Foi divulgado no início de 2026 que a Mercedes está considerando se tornar acionista minoritária da Alpine. Isso seria feito através da compra da participação de 24% que pertence ao grupo de investimento americano Otro Capital. Zak Brown, conhecido por fazer campanha contra a co-propriedade e equipes A/B, emite alerta e acredita que essa mudança não seria boa para a F1.
O CEO da McLaren acredita que a Fórmula 1 estaria cometendo um "erro" se permitisse outra aliança do gênero. Mesmo que tenha ficado claro que, se um acordo for concretizado entre as organizações, a Alpine não se tornará uma equipe júnior da Mercedes, houve discussões para avaliar como ambas poderiam trabalhar mais em conjunto.
Brown, apesar de dizer que tolera a longa relação de propriedade da Red Bull com a equipe Racing Bulls, afirma que seria uma questão completamente diferente quando se trata de permitir que uma nova relação entre duas equipes seja criada.
O norte-americano destacou que, embora tenham existido discussões no âmbito do recente Acordo de Concórdia sobre a possibilidade de a Red Bull ser forçada a se desfazer de uma de suas equipes no futuro, considerar o caminho oposto, abrindo espaço para uma nova fusão, seria algo “ridículo” e prejudicial ao esporte. Ainda assim, ressaltou seu apreço pela contribuição da equipe ao longo dos anos, avaliando que a situação atual é aceitável desde que bem administrada e monitorada. Reforçou também que qualquer expansão nesse modelo representaria um erro para a Fórmula 1.
Ele acredita que existem muitos exemplos na história de como a integridade da F1 foi prejudicada em ocasiões em que as equipes trabalharam mais em conjunto do que deveriam.
"Nos dias de hoje, se isso for permitido, acho que corre um risco muito alto de comprometer a integridade da justiça esportiva", disse Brown. "E o que afastaria os fãs seria se eles não sentissem que existem 11 equipes de corrida independentes."

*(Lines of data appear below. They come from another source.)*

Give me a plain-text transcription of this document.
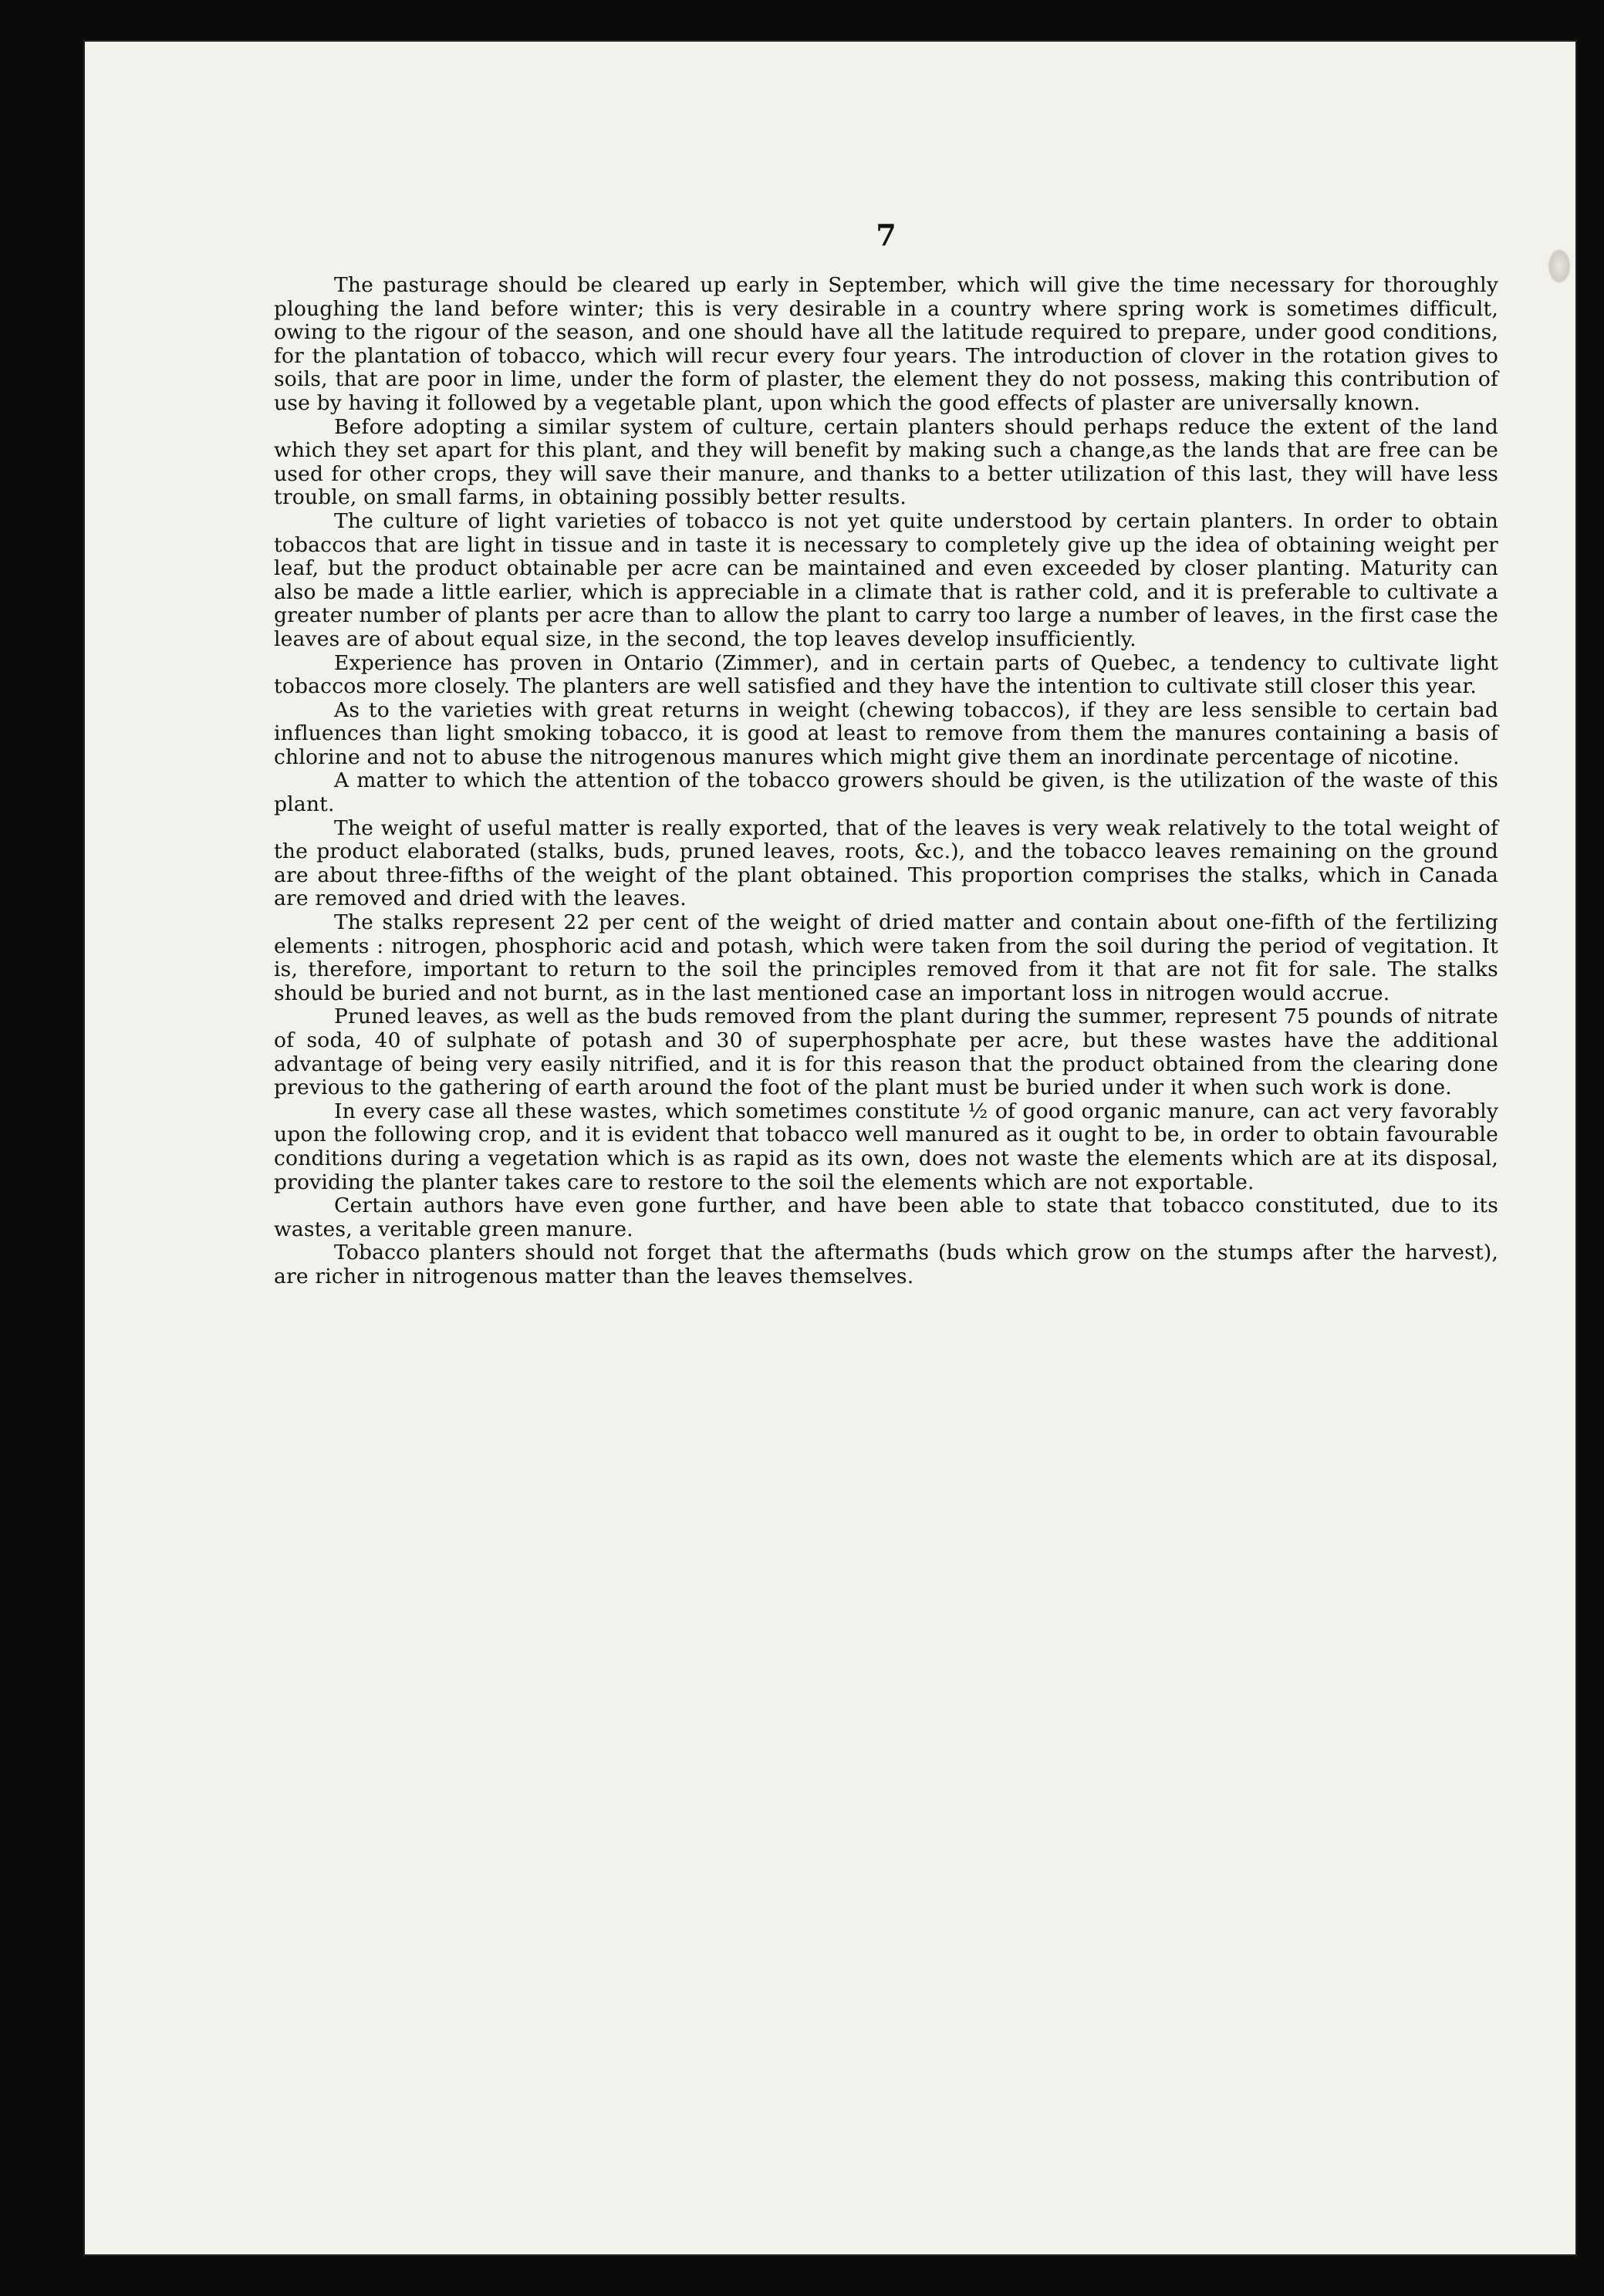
7

The pasturage should be cleared up early in September, which will give the time necessary for thoroughly ploughing the land before winter; this is very desirable in a country where spring work is sometimes difficult, owing to the rigour of the season, and one should have all the latitude required to prepare, under good conditions, for the plantation of tobacco, which will recur every four years. The introduction of clover in the rotation gives to soils, that are poor in lime, under the form of plaster, the element they do not possess, making this contribution of use by having it followed by a vegetable plant, upon which the good effects of plaster are universally known.

Before adopting a similar system of culture, certain planters should perhaps reduce the extent of the land which they set apart for this plant, and they will benefit by making such a change,as the lands that are free can be used for other crops, they will save their manure, and thanks to a better utilization of this last, they will have less trouble, on small farms, in obtaining possibly better results.

The culture of light varieties of tobacco is not yet quite understood by certain planters. In order to obtain tobaccos that are light in tissue and in taste it is necessary to completely give up the idea of obtaining weight per leaf, but the product obtainable per acre can be maintained and even exceeded by closer planting. Maturity can also be made a little earlier, which is appreciable in a climate that is rather cold, and it is preferable to cultivate a greater number of plants per acre than to allow the plant to carry too large a number of leaves, in the first case the leaves are of about equal size, in the second, the top leaves develop insufficiently.

Experience has proven in Ontario (Zimmer), and in certain parts of Quebec, a tendency to cultivate light tobaccos more closely. The planters are well satisfied and they have the intention to cultivate still closer this year.

As to the varieties with great returns in weight (chewing tobaccos), if they are less sensible to certain bad influences than light smoking tobacco, it is good at least to remove from them the manures containing a basis of chlorine and not to abuse the nitrogenous manures which might give them an inordinate percentage of nicotine.

A matter to which the attention of the tobacco growers should be given, is the utilization of the waste of this plant.

The weight of useful matter is really exported, that of the leaves is very weak relatively to the total weight of the product elaborated (stalks, buds, pruned leaves, roots, &c.), and the tobacco leaves remaining on the ground are about three-fifths of the weight of the plant obtained. This proportion comprises the stalks, which in Canada are removed and dried with the leaves.

The stalks represent 22 per cent of the weight of dried matter and contain about one-fifth of the fertilizing elements : nitrogen, phosphoric acid and potash, which were taken from the soil during the period of vegitation. It is, therefore, important to return to the soil the principles removed from it that are not fit for sale. The stalks should be buried and not burnt, as in the last mentioned case an important loss in nitrogen would accrue.

Pruned leaves, as well as the buds removed from the plant during the summer, represent 75 pounds of nitrate of soda, 40 of sulphate of potash and 30 of superphosphate per acre, but these wastes have the additional advantage of being very easily nitrified, and it is for this reason that the product obtained from the clearing done previous to the gathering of earth around the foot of the plant must be buried under it when such work is done.

In every case all these wastes, which sometimes constitute ½ of good organic manure, can act very favorably upon the following crop, and it is evident that tobacco well manured as it ought to be, in order to obtain favourable conditions during a vegetation which is as rapid as its own, does not waste the elements which are at its disposal, providing the planter takes care to restore to the soil the elements which are not exportable.

Certain authors have even gone further, and have been able to state that tobacco constituted, due to its wastes, a veritable green manure.

Tobacco planters should not forget that the aftermaths (buds which grow on the stumps after the harvest), are richer in nitrogenous matter than the leaves themselves.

O CEO da McLaren argumentou citando exemplos, como no GP de Singapura de 2024, quando Daniel Ricciardo (Racing Bulls) tirou a volta mais rápida de Lando Norris; e as violações de propriedade intelectual nos dutos de freio da Racing Point em 2020, na saga da “Mercedes rosa”, devido à semelhança entre os carros das duas equipes.
Brown também apontou que já houve movimentações rápidas de funcionários entre equipes afiliadas que, por conta de compensações financeiras, acabam impactando o limite de custos. Segundo ele, esse tipo de cenário pode gerar vantagens injustas, não só financeiras, mas também esportivas, além de levantar preocupações com a transferência de conhecimento técnico.

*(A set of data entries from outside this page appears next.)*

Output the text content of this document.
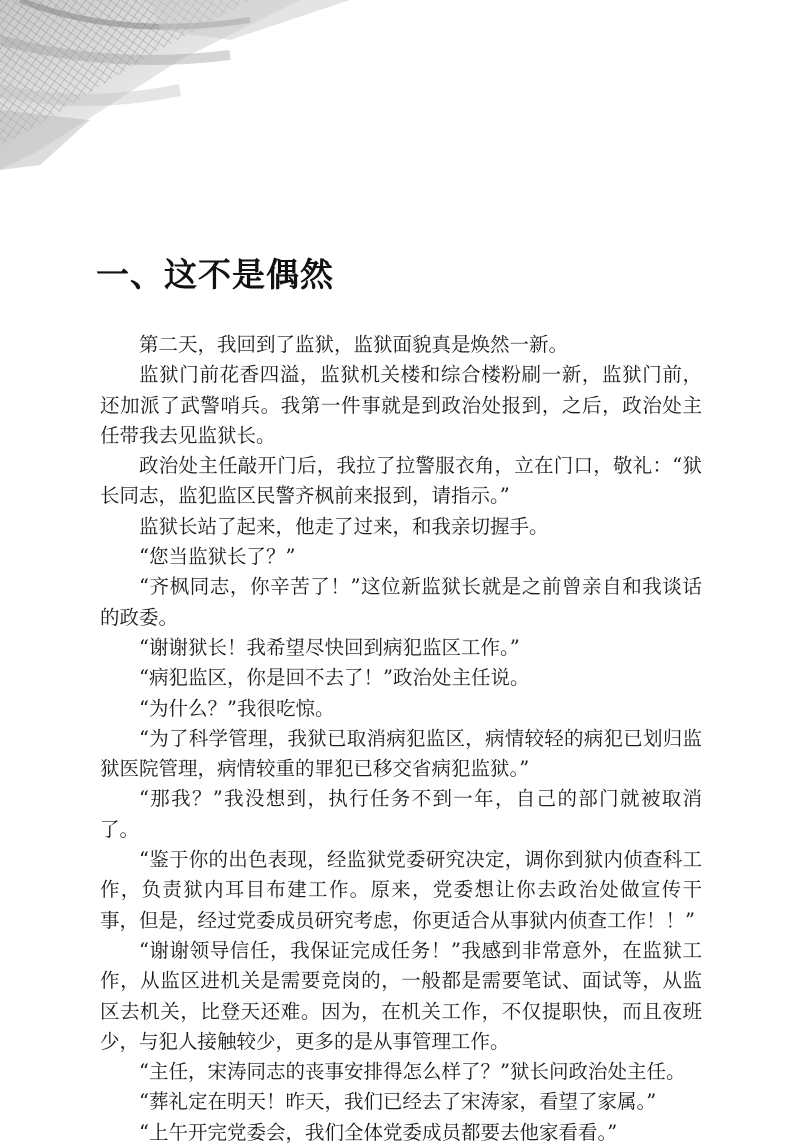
一、这不是偶然

第二天，我回到了监狱，监狱面貌真是焕然一新。

监狱门前花香四溢，监狱机关楼和综合楼粉刷一新，监狱门前，还加派了武警哨兵。我第一件事就是到政治处报到，之后，政治处主任带我去见监狱长。

政治处主任敲开门后，我拉了拉警服衣角，立在门口，敬礼：“狱长同志，监犯监区民警齐枫前来报到，请指示。”

监狱长站了起来，他走了过来，和我亲切握手。

“您当监狱长了？”

“齐枫同志，你辛苦了！”这位新监狱长就是之前曾亲自和我谈话的政委。

“谢谢狱长！我希望尽快回到病犯监区工作。”

“病犯监区，你是回不去了！”政治处主任说。

“为什么？”我很吃惊。

“为了科学管理，我狱已取消病犯监区，病情较轻的病犯已划归监狱医院管理，病情较重的罪犯已移交省病犯监狱。”

“那我？”我没想到，执行任务不到一年，自己的部门就被取消了。

“鉴于你的出色表现，经监狱党委研究决定，调你到狱内侦查科工作，负责狱内耳目布建工作。原来，党委想让你去政治处做宣传干事，但是，经过党委成员研究考虑，你更适合从事狱内侦查工作！！”

“谢谢领导信任，我保证完成任务！”我感到非常意外，在监狱工作，从监区进机关是需要竞岗的，一般都是需要笔试、面试等，从监区去机关，比登天还难。因为，在机关工作，不仅提职快，而且夜班少，与犯人接触较少，更多的是从事管理工作。

“主任，宋涛同志的丧事安排得怎么样了？”狱长问政治处主任。

“葬礼定在明天！昨天，我们已经去了宋涛家，看望了家属。”

“上午开完党委会，我们全体党委成员都要去他家看看。”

"Você consegue imaginar um jogo da Premier League em que dois times pertencem ao mesmo grupo, um vai ser rebaixado se perder, e o outro pode se dar ao luxo de perder?", o norte-americano questionou, referindo-se a situações em que equipes podem manipular resultados para beneficiar o time adversário. "É esse o risco que corremos. Portanto, acho que ter unidades de potência do motor como fornecedoras é o máximo que devemos alcançar."

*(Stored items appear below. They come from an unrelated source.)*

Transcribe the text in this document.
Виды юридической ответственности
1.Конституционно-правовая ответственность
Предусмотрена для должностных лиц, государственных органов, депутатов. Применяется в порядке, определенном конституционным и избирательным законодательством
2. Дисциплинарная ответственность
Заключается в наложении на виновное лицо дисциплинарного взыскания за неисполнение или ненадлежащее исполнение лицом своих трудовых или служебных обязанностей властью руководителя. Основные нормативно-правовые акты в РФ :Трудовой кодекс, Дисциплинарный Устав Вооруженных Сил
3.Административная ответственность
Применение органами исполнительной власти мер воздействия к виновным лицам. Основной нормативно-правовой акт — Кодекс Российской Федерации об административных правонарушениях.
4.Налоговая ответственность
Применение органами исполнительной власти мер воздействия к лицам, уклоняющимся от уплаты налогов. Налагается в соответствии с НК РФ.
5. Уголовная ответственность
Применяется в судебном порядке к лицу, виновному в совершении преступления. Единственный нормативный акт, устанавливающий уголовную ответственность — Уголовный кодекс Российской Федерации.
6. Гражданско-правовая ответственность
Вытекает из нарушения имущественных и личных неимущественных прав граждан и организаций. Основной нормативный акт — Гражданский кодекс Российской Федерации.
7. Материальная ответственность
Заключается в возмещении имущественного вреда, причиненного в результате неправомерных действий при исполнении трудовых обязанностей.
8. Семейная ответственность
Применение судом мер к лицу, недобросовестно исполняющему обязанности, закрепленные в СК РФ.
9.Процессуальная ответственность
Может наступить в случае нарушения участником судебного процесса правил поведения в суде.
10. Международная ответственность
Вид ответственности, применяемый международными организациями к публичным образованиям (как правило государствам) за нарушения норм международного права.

No entanto, mesmo tendo deixado claro que suas ideias se baseiam no princípio da co-propriedade, não se referindo especificamente ao caso Mercedes/Alpine, Brown foi categórico ao afirmar que não ficaria satisfeito se o projeto fosse adiante. Para ele, esse tipo de estrutura não é saudável para o esporte, mas reforça que não se trata de algo pessoal contra qualquer organização ou indivíduo.
O interesse da Mercedes na Alpine surge em meio à pressão do ex-chefe da Red Bull, Christian Horner, para garantir uma participação minoritária na equipe.
E, apesar do histórico de rivalidade entre Zak Brown e Horner durante as disputas por títulos na F1, o cenário mudou após a demissão do britânico, em meados de 2025. Com o ambiente menos tenso, o CEO da McLaren reconheceu a importância do ex-rival para o esporte e destacou sua trajetória de sucesso à frente da equipe austríaca.
Brown também apontou que, mesmo com as recentes mudanças entre chefes de equipe no grid, profissionais com esse nível de experiência continuam sendo raros, reforçando a expectativa de um possível retorno de Horner ao paddock no futuro, seja em outra equipe ou em um novo projeto dentro da categoria.